Japan Is Set for ‘Imminent Takeoff’ in 2022: AXA

  • Axa Investment Managers’ $981 billion in assets make it one of Europe’s biggest investors.
  • The fund firm has picked out Japan as a potential strong performer in 2022.
  • Axa also said it expects global supply chain and inflationary pressures to ease.

Next year is likely to be one of economic recovery, even though inflation has picked up and the threat from the coronavirus is far from over. Axa Investment Managers, one of the world’s largest asset managers $981 billion under its watch, is tipping Japan as one market that looks set for a strong bounce-back in 2022.

While the US economy and equities market has seen a meteoric resurgence from the pandemic-triggered crash of early 2020, stocks in the world’s third biggest economy have lagged behind.

In a contribution to Axa’s 2022 outlook research note, Hugo Le Damany, an economist focused on core investments, pointed out that Japan has been held back by a slow vaccination roll-out and a longer period of restrictions than the US and much of Europe.

The Nikkei has returned a paltry 4.78% over the past year, a figure trounced by the S&P 500’s remarkable 24.83%. As a result, price-to-earnings ratio of the stocks in the Japanese benchmark index is just 15.98, compared with almost 25 for the S&P 500, according to Bloomberg data.

This could be about to change though, with the macroeconomic backdrop set to improve markedly. An “imminent take-off” is on the cards, according to Le Damany.

“Approximately 80% of the population is now vaccinated and the government declared an end to the state of emergency in late September. Some restrictions persist, but these should be removed quickly.” 

“In other words, we see more tailwinds than headwinds in the coming months and these should start to support growth from the fourth quarter with a strong mechanical catch-up.” 

AXA expects Japan to actually tie with the US on economic growth next year, hitting an annual rate of 3.5%. This could be considered a bold prediction, given the long running struggle Japan has faced in generating growth since well before the pandemic.

Le Damany said this recovery will continue as the new year gets underway, because a rebound in consumer demand is far from complete, and is backed by a large amount of personal saving in the population, with levels hitting 3.7% of GDP. 

He also noted the Japanese government has taken some big fiscal steps toward stimulating the economy that could bear fruit in 2022. These include cash handouts to people under the age of 18 of $890, shopping vouchers for ‘My Number’ digital ID cardholders and subsidies to small and medium-sized businesses.

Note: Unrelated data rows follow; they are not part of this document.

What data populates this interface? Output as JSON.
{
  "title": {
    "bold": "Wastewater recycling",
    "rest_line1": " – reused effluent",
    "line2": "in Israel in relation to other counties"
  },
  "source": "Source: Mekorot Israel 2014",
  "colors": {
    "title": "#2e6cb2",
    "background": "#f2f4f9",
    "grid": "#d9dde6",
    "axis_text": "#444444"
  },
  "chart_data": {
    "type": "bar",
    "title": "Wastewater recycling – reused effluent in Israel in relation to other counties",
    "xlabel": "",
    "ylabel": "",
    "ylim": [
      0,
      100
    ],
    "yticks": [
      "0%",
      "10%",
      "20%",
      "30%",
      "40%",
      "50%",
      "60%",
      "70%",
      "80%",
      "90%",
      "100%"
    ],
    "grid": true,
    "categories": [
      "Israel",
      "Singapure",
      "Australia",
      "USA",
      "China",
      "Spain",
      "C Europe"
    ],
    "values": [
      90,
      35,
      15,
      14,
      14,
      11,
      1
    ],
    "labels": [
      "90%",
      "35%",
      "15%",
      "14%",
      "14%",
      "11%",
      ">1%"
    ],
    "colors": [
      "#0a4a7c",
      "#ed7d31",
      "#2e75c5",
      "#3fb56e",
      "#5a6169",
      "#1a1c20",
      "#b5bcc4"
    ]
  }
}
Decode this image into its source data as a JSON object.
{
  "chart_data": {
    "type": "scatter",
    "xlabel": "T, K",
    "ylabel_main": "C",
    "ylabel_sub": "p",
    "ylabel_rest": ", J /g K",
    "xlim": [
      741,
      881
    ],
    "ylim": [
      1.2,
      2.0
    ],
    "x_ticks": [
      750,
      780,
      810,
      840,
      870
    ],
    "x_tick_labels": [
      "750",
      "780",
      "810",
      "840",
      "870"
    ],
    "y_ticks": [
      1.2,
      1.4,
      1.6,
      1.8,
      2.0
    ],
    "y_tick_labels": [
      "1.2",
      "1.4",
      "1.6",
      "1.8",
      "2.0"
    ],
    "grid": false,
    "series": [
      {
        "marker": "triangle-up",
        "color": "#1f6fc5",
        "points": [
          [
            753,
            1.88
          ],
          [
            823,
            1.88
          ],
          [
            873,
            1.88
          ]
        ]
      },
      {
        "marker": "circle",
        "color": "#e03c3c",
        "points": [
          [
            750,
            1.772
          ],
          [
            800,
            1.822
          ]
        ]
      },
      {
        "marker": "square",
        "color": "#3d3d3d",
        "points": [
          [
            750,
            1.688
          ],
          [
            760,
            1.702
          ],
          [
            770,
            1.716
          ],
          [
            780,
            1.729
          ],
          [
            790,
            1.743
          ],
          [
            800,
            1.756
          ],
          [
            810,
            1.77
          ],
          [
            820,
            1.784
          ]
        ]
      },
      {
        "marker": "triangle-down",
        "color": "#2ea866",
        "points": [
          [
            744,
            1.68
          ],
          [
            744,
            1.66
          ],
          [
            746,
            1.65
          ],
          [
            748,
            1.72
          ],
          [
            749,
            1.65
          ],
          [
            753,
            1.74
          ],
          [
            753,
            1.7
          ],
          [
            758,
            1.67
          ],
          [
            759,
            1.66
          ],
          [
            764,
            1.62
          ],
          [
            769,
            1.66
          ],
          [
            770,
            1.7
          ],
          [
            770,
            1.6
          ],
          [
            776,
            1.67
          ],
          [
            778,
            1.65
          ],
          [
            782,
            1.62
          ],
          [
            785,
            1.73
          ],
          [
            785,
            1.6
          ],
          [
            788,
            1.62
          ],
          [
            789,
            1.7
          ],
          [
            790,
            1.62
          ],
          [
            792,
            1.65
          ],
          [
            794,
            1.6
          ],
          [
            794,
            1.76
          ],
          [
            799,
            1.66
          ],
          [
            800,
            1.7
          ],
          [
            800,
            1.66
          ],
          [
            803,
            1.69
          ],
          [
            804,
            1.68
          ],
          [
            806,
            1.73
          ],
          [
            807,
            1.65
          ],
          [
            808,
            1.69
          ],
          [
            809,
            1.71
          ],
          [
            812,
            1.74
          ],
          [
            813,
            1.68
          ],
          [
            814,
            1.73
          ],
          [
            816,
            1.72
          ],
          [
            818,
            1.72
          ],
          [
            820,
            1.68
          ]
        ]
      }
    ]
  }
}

The degree to which an improved economic picture will be reflected in the Japanese stock market is uncertain, but it is clear that better economic conditions raise the chances of higher equities returns next year.

Japan’s leading index, the Nikkei 225 has been left in the dust by all the other benchmark indices across the G7, but the Asian nation looks set to make up at least some ground. 

Nikkei vs S&P

Google Finance chart of the Nikkei 225 versus the S&P 500


AXA also struck a positive tone on the global economy in its 2022 outlook note, as it expects inflation to ease in the new year.

Chief economist and head of research Gilles Moec said the fund manager believes pressure on global supply chains will gradually decline, contributing to a slowdown in inflation. 

An easing of inflation would give central banks cover to hold off on rate rises, which would risk stalling the pandemic recovery.

“This would allow central banks to maintain a prudent approach to the pace of policy normalization,” Moec noted. 

Turning specifically to the US, AXA expects a slowdown in the rate of growth seen in the early stages of the recovery, but is still pretty bullish.

“GDP growth should continue at a robust pace, though likely decelerate,” noted David Page, head of macro research. “We forecast growth of 5.5% in 2021, 3.5% in 2022 and 2.7% in 2023.”

Page added that the

Federal Reserve

does not look set to start a material tightening cycle until the end of 2022. He cautioned that any fresh doubts about managing longer-term inflation could bring on an earlier start to this.

The Bank of Japan, meanwhile, is largely expected to hold fire, keeping monetary policy ultra-accommodative, which should be a boon to the stock market. 

“We believe the Bank of Japan (BoJ) should maintain its accommodative monetary policy at least until
2024, while steadily tapering government bond and risk asset purchases. The bar is likely too high to taper faster,” Le Damany said.